# User Manual For Precision Matthews PM30MV or Weiss WMD30LV Milling Machine



## Railway Bob (Sep 7, 2013)

In the process of getting a Craftex CX601 milling machine.  I'd like to supplement the CX601 user manual with other information that might also be relevant from other similar milling machines, particularly the Precision Matthews PM30MV or the Weiss WMD30LV milling machines.  However, I can't find links to the two above-mentioned mills.  

Can someone direct me to a website where I might find these user manuals or to websites that would have a good user manual?  Any help would be appreciated.  

Bob M.


----------



## Dunc1 (Sep 8, 2013)

I had posted earlier to get the PM manual for the PM lathe that is similar to my Busy Bee B2227L but was told that if I had one manual then I had the other.
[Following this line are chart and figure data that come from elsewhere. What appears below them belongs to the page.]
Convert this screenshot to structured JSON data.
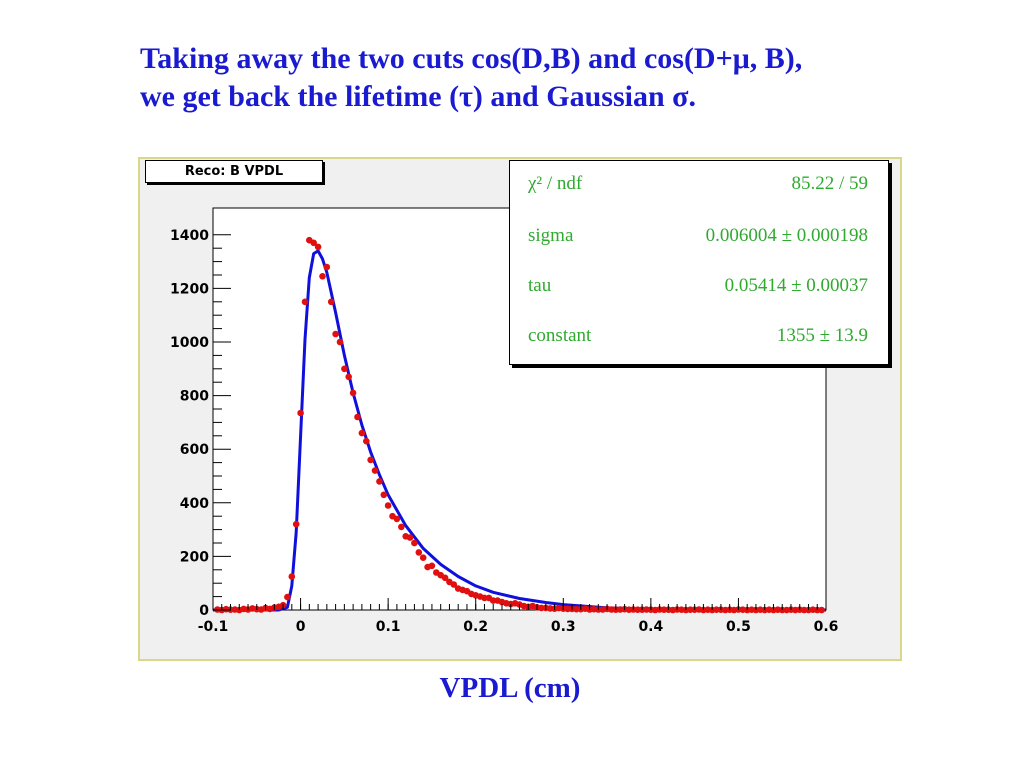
{
  "title": {
    "line1": "Taking away the two cuts cos(D,B) and cos(D+μ, B),",
    "line2": "we get back the lifetime (τ) and Gaussian σ."
  },
  "histogram_label": "Reco: B VPDL",
  "stats": [
    {
      "key": "χ² / ndf",
      "value": "85.22 / 59"
    },
    {
      "key": "sigma",
      "value": "0.006004 ± 0.000198"
    },
    {
      "key": "tau",
      "value": "0.05414 ± 0.00037"
    },
    {
      "key": "constant",
      "value": "1355 ± 13.9"
    }
  ],
  "colors": {
    "title": "#1a1ad0",
    "points": "#e01010",
    "fit": "#1010dd",
    "stats_text": "#2faa2f"
  },
  "chart_data": {
    "type": "scatter",
    "title": "Reco: B VPDL",
    "xlabel": "VPDL (cm)",
    "ylabel": "",
    "xlim": [
      -0.1,
      0.6
    ],
    "ylim": [
      0,
      1500
    ],
    "xticks": [
      -0.1,
      0,
      0.1,
      0.2,
      0.3,
      0.4,
      0.5,
      0.6
    ],
    "xtick_labels": [
      "-0.1",
      "0",
      "0.1",
      "0.2",
      "0.3",
      "0.4",
      "0.5",
      "0.6"
    ],
    "yticks": [
      0,
      200,
      400,
      600,
      800,
      1000,
      1200,
      1400
    ],
    "ytick_labels": [
      "0",
      "200",
      "400",
      "600",
      "800",
      "1000",
      "1200",
      "1400"
    ],
    "grid": false,
    "series": [
      {
        "kind": "points",
        "x": [
          -0.095,
          -0.09,
          -0.085,
          -0.08,
          -0.075,
          -0.07,
          -0.065,
          -0.06,
          -0.055,
          -0.05,
          -0.045,
          -0.04,
          -0.035,
          -0.03,
          -0.025,
          -0.02,
          -0.015,
          -0.01,
          -0.005,
          0.0,
          0.005,
          0.01,
          0.015,
          0.02,
          0.025,
          0.03,
          0.035,
          0.04,
          0.045,
          0.05,
          0.055,
          0.06,
          0.065,
          0.07,
          0.075,
          0.08,
          0.085,
          0.09,
          0.095,
          0.1,
          0.105,
          0.11,
          0.115,
          0.12,
          0.125,
          0.13,
          0.135,
          0.14,
          0.145,
          0.15,
          0.155,
          0.16,
          0.165,
          0.17,
          0.175,
          0.18,
          0.185,
          0.19,
          0.195,
          0.2,
          0.205,
          0.21,
          0.215,
          0.22,
          0.225,
          0.23,
          0.235,
          0.24,
          0.245,
          0.25,
          0.255,
          0.26,
          0.265,
          0.27,
          0.275,
          0.28,
          0.285,
          0.29,
          0.295,
          0.3,
          0.305,
          0.31,
          0.315,
          0.32,
          0.325,
          0.33,
          0.335,
          0.34,
          0.345,
          0.35,
          0.355,
          0.36,
          0.365,
          0.37,
          0.375,
          0.38,
          0.385,
          0.39,
          0.395,
          0.4,
          0.405,
          0.41,
          0.415,
          0.42,
          0.425,
          0.43,
          0.435,
          0.44,
          0.445,
          0.45,
          0.455,
          0.46,
          0.465,
          0.47,
          0.475,
          0.48,
          0.485,
          0.49,
          0.495,
          0.5,
          0.505,
          0.51,
          0.515,
          0.52,
          0.525,
          0.53,
          0.535,
          0.54,
          0.545,
          0.55,
          0.555,
          0.56,
          0.565,
          0.57,
          0.575,
          0.58,
          0.585,
          0.59,
          0.595
        ],
        "y": [
          2,
          0,
          3,
          1,
          2,
          0,
          4,
          2,
          6,
          3,
          2,
          7,
          4,
          9,
          12,
          18,
          48,
          125,
          320,
          735,
          1150,
          1380,
          1370,
          1355,
          1245,
          1280,
          1150,
          1030,
          1000,
          900,
          870,
          810,
          720,
          660,
          630,
          560,
          520,
          480,
          430,
          390,
          350,
          340,
          310,
          275,
          270,
          250,
          215,
          195,
          160,
          165,
          140,
          130,
          120,
          105,
          95,
          80,
          75,
          70,
          60,
          55,
          50,
          45,
          45,
          35,
          35,
          30,
          25,
          22,
          25,
          20,
          15,
          12,
          15,
          10,
          8,
          8,
          6,
          5,
          7,
          5,
          4,
          4,
          3,
          3,
          5,
          2,
          3,
          2,
          2,
          4,
          2,
          1,
          2,
          3,
          1,
          2,
          1,
          1,
          2,
          1,
          0,
          2,
          1,
          1,
          0,
          2,
          1,
          0,
          1,
          1,
          2,
          0,
          1,
          0,
          1,
          1,
          0,
          1,
          0,
          2,
          1,
          0,
          1,
          0,
          1,
          0,
          1,
          0,
          1,
          0,
          0,
          1,
          0,
          1,
          0,
          0,
          1,
          0,
          0
        ]
      },
      {
        "kind": "fit",
        "x": [
          -0.1,
          -0.05,
          -0.025,
          -0.015,
          -0.01,
          -0.005,
          0.0,
          0.005,
          0.01,
          0.015,
          0.02,
          0.025,
          0.03,
          0.04,
          0.05,
          0.06,
          0.07,
          0.08,
          0.09,
          0.1,
          0.12,
          0.14,
          0.16,
          0.18,
          0.2,
          0.22,
          0.25,
          0.28,
          0.3,
          0.35,
          0.4,
          0.5,
          0.6
        ],
        "y": [
          0,
          0,
          0,
          10,
          90,
          290,
          650,
          1010,
          1240,
          1330,
          1340,
          1310,
          1260,
          1110,
          950,
          810,
          690,
          590,
          505,
          430,
          315,
          230,
          170,
          125,
          90,
          66,
          43,
          28,
          20,
          8,
          3,
          0,
          0
        ]
      }
    ]
  }
}
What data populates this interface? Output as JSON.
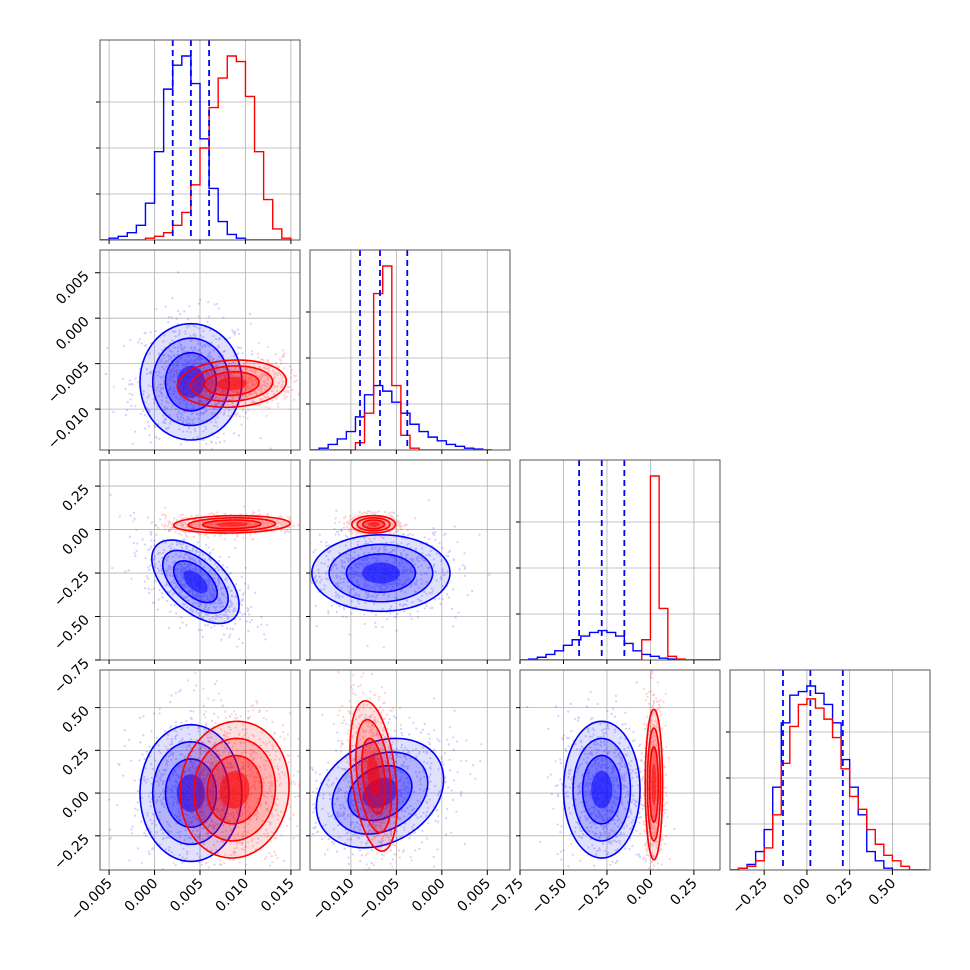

These manuals seem to be generic.

That said, if I am wrong & the PM manual is a lot beefier then I may go on the hunt again.


----------



## Ray C (Sep 8, 2013)

Hold on... I'll see what Matt has for these.

Ray


----------



## Railway Bob (Sep 9, 2013)

Hello Dunc.  When I got my Craftex B2227L metal lathe, I took a manual (don't remember who's) and "updated" it with the Craftex stuff.  If you want a copy, direct me to where I can upload on the forum.  

Bob M. 

PS - Where in Ottawa?  Me, I'm in Richmond.


----------



## Dunc1 (Sep 9, 2013)

@ RailwayBob

Sent you a pm


----------



## Ray C (Sep 9, 2013)

If this is of any help to anyone, there is the combined manual for the 20-30 series (even though the file name just mentions 20 and 25).  If someone needs information about the machine in general, I could ask Matt for you as, he knows these machines very well -and it doesn't make a difference if you're a customer of his or not.  He really tries to help folks with machinery questions...


View attachment PM20&25MV Manual.pdf


Ray


----------